Improving fossil energy and carbon management systems through advanced sensors and controls technologies

Sensors and Controls
Figure 1: Optical fibers, for use as sensors, are grown using a CO2 laser in NETL’s Laser and Optical Processes Lab

The Crosscutting Research Sensors, Controls, and Novel Concepts program is conducting research and development for technologies that will provide pivotal insights into optimizing performance, reliability, and availability of integrated energy and carbon management systems. NETL develops, tests, and matures novel sensor and control technologies that are operable in next-generation energy systems, including hybrid plants incorporating components such as hydrogen-powered turbines and fuel cells, renewables, and energy storage applications. These sensors enable responsiveness to varying conditions in real time, maintaining high efficiencies and reducing emissions. This research will aid in the achievement of DOE goals which include net-zero carbon emissions in the energy sector by 2035 and a decarbonized wider economy by 2050.
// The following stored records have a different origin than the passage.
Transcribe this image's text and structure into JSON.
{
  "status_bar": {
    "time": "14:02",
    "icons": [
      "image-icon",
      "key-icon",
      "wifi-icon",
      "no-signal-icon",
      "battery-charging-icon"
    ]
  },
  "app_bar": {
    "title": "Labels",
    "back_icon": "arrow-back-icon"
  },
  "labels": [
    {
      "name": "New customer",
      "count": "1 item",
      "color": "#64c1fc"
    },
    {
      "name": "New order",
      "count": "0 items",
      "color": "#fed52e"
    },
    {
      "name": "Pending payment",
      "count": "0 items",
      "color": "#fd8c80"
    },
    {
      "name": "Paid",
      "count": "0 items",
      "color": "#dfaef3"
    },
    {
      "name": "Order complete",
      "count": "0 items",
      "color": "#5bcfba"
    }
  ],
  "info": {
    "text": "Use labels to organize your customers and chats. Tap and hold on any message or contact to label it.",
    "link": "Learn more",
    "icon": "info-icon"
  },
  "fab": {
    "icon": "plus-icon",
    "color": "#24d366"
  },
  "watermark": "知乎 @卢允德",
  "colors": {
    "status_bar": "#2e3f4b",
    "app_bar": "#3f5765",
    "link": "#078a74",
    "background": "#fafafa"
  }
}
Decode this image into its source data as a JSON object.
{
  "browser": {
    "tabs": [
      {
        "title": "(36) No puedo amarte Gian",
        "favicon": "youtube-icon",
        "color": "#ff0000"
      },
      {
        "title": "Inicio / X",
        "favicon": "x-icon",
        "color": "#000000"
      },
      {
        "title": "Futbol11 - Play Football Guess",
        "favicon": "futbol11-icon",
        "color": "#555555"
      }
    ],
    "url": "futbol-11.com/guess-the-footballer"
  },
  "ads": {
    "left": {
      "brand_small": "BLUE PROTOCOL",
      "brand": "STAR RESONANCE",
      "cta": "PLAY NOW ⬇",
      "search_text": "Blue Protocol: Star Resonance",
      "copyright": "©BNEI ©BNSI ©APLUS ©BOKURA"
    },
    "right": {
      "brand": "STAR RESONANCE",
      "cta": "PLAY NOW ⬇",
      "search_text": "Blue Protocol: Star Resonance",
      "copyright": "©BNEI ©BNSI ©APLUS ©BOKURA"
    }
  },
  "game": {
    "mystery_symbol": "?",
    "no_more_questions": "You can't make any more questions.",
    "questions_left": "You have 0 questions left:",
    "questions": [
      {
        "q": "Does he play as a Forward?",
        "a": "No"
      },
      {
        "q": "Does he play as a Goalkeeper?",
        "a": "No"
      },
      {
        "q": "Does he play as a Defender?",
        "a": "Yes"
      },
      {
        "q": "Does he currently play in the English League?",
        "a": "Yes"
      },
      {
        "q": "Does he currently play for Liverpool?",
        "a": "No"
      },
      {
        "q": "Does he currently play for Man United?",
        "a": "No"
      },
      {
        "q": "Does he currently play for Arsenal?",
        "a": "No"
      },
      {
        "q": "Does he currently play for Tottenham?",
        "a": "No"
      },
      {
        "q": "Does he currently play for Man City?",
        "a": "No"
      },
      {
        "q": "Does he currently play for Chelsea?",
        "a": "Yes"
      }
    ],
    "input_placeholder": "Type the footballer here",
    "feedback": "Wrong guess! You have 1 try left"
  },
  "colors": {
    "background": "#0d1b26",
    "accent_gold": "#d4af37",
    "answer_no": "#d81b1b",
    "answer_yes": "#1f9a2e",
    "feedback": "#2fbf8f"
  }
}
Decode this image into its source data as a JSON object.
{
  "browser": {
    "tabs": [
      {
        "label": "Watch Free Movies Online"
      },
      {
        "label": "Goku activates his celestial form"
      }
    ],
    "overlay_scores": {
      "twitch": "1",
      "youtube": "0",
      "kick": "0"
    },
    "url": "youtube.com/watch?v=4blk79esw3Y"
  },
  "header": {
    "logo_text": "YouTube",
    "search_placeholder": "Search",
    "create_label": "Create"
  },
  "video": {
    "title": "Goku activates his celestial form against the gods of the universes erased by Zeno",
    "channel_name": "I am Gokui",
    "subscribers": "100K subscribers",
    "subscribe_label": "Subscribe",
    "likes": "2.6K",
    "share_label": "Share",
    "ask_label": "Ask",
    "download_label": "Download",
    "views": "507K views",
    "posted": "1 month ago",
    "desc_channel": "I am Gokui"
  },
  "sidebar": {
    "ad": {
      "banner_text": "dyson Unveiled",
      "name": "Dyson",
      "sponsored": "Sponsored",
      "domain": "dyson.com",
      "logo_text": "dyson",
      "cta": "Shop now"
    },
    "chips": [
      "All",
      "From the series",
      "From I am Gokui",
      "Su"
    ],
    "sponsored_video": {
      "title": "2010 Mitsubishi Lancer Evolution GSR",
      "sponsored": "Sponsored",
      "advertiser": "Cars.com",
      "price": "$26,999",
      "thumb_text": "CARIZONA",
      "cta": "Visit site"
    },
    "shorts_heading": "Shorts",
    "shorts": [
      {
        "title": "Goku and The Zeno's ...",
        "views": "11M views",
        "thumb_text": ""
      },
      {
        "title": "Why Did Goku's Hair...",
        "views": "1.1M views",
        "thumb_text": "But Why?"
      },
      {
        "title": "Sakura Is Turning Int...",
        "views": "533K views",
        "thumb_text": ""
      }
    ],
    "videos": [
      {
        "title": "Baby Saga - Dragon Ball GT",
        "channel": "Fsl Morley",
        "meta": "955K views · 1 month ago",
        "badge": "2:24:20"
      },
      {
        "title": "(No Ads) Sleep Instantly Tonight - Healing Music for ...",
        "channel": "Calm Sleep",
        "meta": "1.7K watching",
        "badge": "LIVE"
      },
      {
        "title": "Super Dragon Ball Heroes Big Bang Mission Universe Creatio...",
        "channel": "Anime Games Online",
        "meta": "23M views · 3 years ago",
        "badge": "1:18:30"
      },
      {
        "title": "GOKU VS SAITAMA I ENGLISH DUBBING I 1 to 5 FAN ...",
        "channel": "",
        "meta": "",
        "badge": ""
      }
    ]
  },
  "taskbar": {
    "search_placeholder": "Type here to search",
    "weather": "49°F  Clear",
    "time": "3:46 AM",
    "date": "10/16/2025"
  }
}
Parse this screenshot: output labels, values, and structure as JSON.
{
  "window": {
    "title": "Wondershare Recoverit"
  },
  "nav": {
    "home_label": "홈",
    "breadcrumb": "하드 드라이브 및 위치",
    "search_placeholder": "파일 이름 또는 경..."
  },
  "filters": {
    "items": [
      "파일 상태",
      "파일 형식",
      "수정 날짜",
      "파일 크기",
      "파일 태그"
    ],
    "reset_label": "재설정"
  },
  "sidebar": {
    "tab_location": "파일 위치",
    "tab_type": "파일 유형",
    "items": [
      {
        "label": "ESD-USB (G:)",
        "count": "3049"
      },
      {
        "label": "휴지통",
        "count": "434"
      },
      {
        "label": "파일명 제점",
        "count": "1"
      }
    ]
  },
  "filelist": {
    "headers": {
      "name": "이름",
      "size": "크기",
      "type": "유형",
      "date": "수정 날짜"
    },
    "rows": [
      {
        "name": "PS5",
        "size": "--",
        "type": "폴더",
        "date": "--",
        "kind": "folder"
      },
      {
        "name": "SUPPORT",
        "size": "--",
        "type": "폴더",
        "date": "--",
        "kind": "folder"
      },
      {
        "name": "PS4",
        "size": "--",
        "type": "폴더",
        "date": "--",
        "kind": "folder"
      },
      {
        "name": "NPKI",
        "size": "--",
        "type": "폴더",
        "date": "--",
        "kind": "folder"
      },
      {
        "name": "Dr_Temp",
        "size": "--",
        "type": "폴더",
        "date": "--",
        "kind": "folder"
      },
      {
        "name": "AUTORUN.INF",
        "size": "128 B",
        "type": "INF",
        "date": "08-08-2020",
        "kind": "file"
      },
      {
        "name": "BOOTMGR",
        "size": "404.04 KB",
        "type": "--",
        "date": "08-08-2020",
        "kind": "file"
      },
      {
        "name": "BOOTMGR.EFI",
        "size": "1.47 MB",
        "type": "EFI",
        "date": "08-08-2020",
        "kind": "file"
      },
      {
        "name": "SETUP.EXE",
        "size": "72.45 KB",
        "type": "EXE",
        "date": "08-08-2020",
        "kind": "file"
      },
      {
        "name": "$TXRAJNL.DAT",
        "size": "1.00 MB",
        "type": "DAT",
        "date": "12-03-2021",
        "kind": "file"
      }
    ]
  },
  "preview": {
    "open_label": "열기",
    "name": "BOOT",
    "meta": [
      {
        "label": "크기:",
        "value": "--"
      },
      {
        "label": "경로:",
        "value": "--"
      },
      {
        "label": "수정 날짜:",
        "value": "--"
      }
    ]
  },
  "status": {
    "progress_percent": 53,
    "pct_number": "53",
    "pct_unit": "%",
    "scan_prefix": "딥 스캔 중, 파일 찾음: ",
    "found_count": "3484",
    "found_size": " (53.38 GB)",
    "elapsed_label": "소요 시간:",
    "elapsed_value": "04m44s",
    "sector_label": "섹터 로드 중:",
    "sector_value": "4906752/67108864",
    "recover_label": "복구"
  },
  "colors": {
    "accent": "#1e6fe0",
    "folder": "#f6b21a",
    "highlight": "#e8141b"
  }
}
Sensors and Controls advances integration of technologies across the following primary research areas:

Harsh Environment Sensors

The Sensors and Controls program enables and enhances carbon management technologies ranging from hydrogen fuel production and power generation to post-combustion carbon capture. Crosscutting research optimizes sensor arrays, allowing for optimal parameters such as temperature, pressure, fluid composition, and the state of materials. Researchers investigate a range of advanced manufacturing techniques (e.g., 3D printing) to determine the feasibility of embedding sensors with condition-based monitoring algorithms to operate in extreme environments, including pipes and tubing to turbine blades, anticipating maintenance needs and reducing plant downtime. Crosscutting research optimizes sensor placement, allowing for optimal characteristic readings such as temperature, pressure, fluid composition, and the state of materials. The information apprises operators of component health and performance in real time. Robots, ranging from drones to crawlers, have transformed the inspection and repair of equipment for a wide variety of systems. These advances in remote inspection are improving performance, reliability, and economics for future energy infrastructure.

Advanced Controls and Cyber Physical Systems

Controls research at NETL enables optimized performance, increased energy system complexity. Optimized controls will reduce emissions including carbon dioxide and methane, while ensuring safe and efficient performance. Smart control systems enable an optimal balance between operational performance and reliability. Advanced controls will also manage complex interactions of hybrid power systems (featuring renewable generation, energy storage, carbon management, etc.) and other subsystems. The resulting technologies help facilitate carbon emissions reductions.

One prominent crosscutting technology is Hybrid Performance (HYPER), a cyber-physical platform that combines virtual numerical models with physical hardware to realize advanced controls and design. For example, HYPER is a test bed for novel control strategies and cyber security concepts that will improve the performance of existing power plants and optimize next-generation power plants.

Novel Concepts

Novel/emerging technologies are being developed to support energy applications that will prove essential to an equitable, clean energy future. These activities start with next-generation technologies such as quantum sensors, visible light communications, and direct power extraction and move towards technology maturation and then transition to the marketplace. These efforts are complemented with cybersecurity projects including blockchain and distributed ledger technology.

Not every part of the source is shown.